Стало веселее. В Жимолостном лесу её ждёт Бела и бесчисленные волшебные чудеса. Больше не придётся чувствовать себя ни одинокой, ни жалкой. Лес поможет ей обрести всё, без чего ей так трудно – наверное, даже родных. Если их нет в самой чаще, вероятно, лес подскажет ей, где их искать.
Леноре снова не терпелось поскорее вернуться в лес.
42
Следующие несколько дней Ленора неустанно лазала по лесу вместе с Белой. Вдвоём они бегали наперегонки, играли во всякие игры, болтали. Раньше ей и в голову бы не пришло, что она сможет жить без родных. Вуаль скорби, которую она успела на себя накинуть, давно стала ей в тягость, но только в лесу она наконец-то почувствовала себя способной скинуть её с плеч. Здесь она могла жить свободно и весело. Это неожиданное открытие вселяло в неё бодрость духа.
То, что Ленора наблюдала в пределах леса, нигде за его пределами просто не существовало, в этом она была уверена. Ей попадались кролики, которые, высунув свои белые головки из больших земляных нор, обращались к ней и приглашали к себе на чай, и она действительно заходила к ним на чай – заходила через потайные стеклянные двери, которые вели в лабиринт их подземных тоннелей, таких широких и высоких, что она могла свободно идти, не пригибаясь и даже раскинув руки в стороны. Она видела птиц, которые вспыхивали ярким пламенем, а затем возникали заново на ветке другого дерева, причём всё это очень напоминало фейерверки в День независимости, за запуском которых её папу каждый год назначали присматривать. Ей доводилось пересекать болото, ступая на шляпки поганок, и они не только легко удерживали её вес, но к тому же издавали каждая свой звук, примерно как клавиши фортепьяно, так что по пути на другой край болота Ленора вдобавок сыграла песенку.

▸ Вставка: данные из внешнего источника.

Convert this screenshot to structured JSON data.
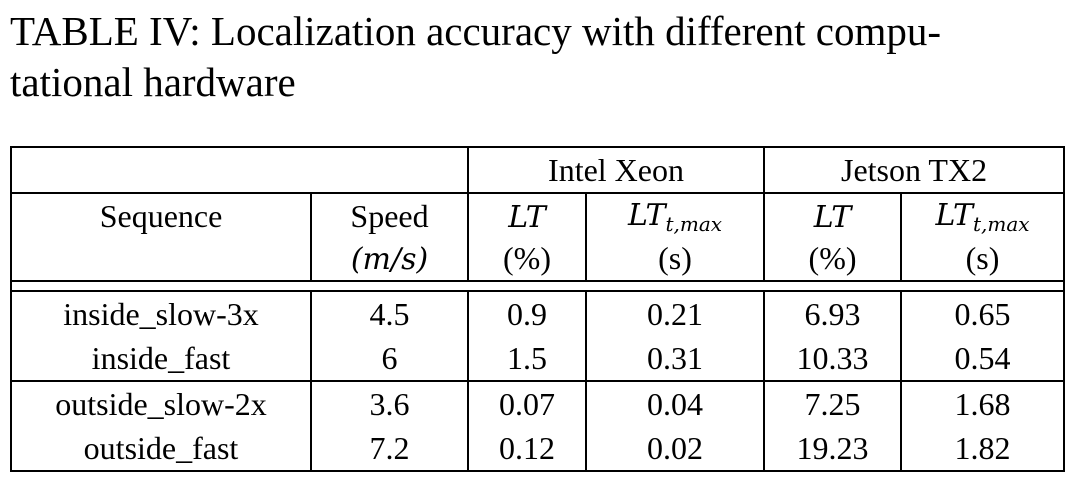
{
  "caption": {
    "line1": "TABLE IV: Localization accuracy with different compu-",
    "line2": "tational hardware"
  },
  "table": {
    "groups": {
      "g1": "Intel Xeon",
      "g2": "Jetson TX2"
    },
    "headers": {
      "sequence": "Sequence",
      "speed": "Speed",
      "speed_unit": "(m/s)",
      "lt": "LT",
      "lt_unit": "(%)",
      "ltmax_base": "LT",
      "ltmax_sub": "t,max",
      "ltmax_unit": "(s)"
    },
    "rows": [
      {
        "sequence": "inside_slow-3x",
        "speed": "4.5",
        "xeon_lt": "0.9",
        "xeon_ltmax": "0.21",
        "tx2_lt": "6.93",
        "tx2_ltmax": "0.65"
      },
      {
        "sequence": "inside_fast",
        "speed": "6",
        "xeon_lt": "1.5",
        "xeon_ltmax": "0.31",
        "tx2_lt": "10.33",
        "tx2_ltmax": "0.54"
      },
      {
        "sequence": "outside_slow-2x",
        "speed": "3.6",
        "xeon_lt": "0.07",
        "xeon_ltmax": "0.04",
        "tx2_lt": "7.25",
        "tx2_ltmax": "1.68"
      },
      {
        "sequence": "outside_fast",
        "speed": "7.2",
        "xeon_lt": "0.12",
        "xeon_ltmax": "0.02",
        "tx2_lt": "19.23",
        "tx2_ltmax": "1.82"
      }
    ]
  }
}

Мало-помалу Ленора отдалялась от жизни в Замковом особняке. С каждым днём она проводила больше времени в лесу – в общем-то, всё время, какое могла улучить. Здесь ощущалось присутствие её родных, пусть Ленора и не могла себе объяснить почему. Однако в холодном, старинном Замке его не было и в помине, а это многое решало.
Как ни щемило у неё сердце при мысли о братьях и сестре, о том, как бы им понравилось бегать вместе с ней по Жимолостному лесу, всё-таки она больше не чувствовала себя такой одинокой, как раньше.

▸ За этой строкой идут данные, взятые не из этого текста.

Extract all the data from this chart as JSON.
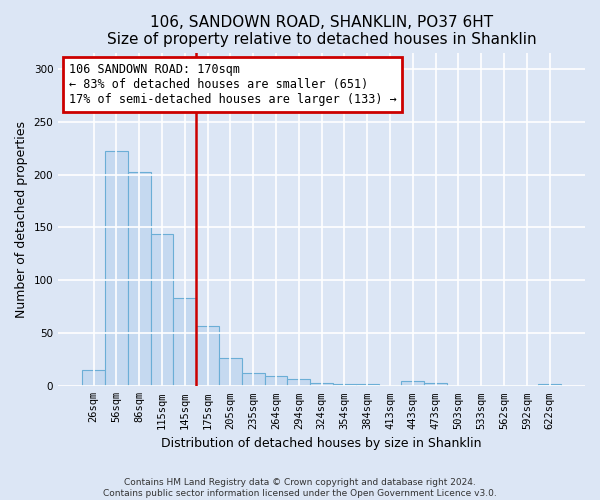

Она привыкла лгать. Когда миссис Джонс спрашивала её, где она провела день, Леноре тут же приходила в голову масса возможных ответов. Она уснула и не слышала, как её звали; она сидела в библиотеке, зарывшись в книги; она нашла потайной коридор и потом никак не могла отыскать дорогу обратно; она плохо себя чувствовала и решила прилечь; она пошла гулять по поместью. Некоторые отговорки звучали совсем фальшиво, некоторые – нет, но чем больше Ленора их изобретала, тем тише звучал внутри голос совести.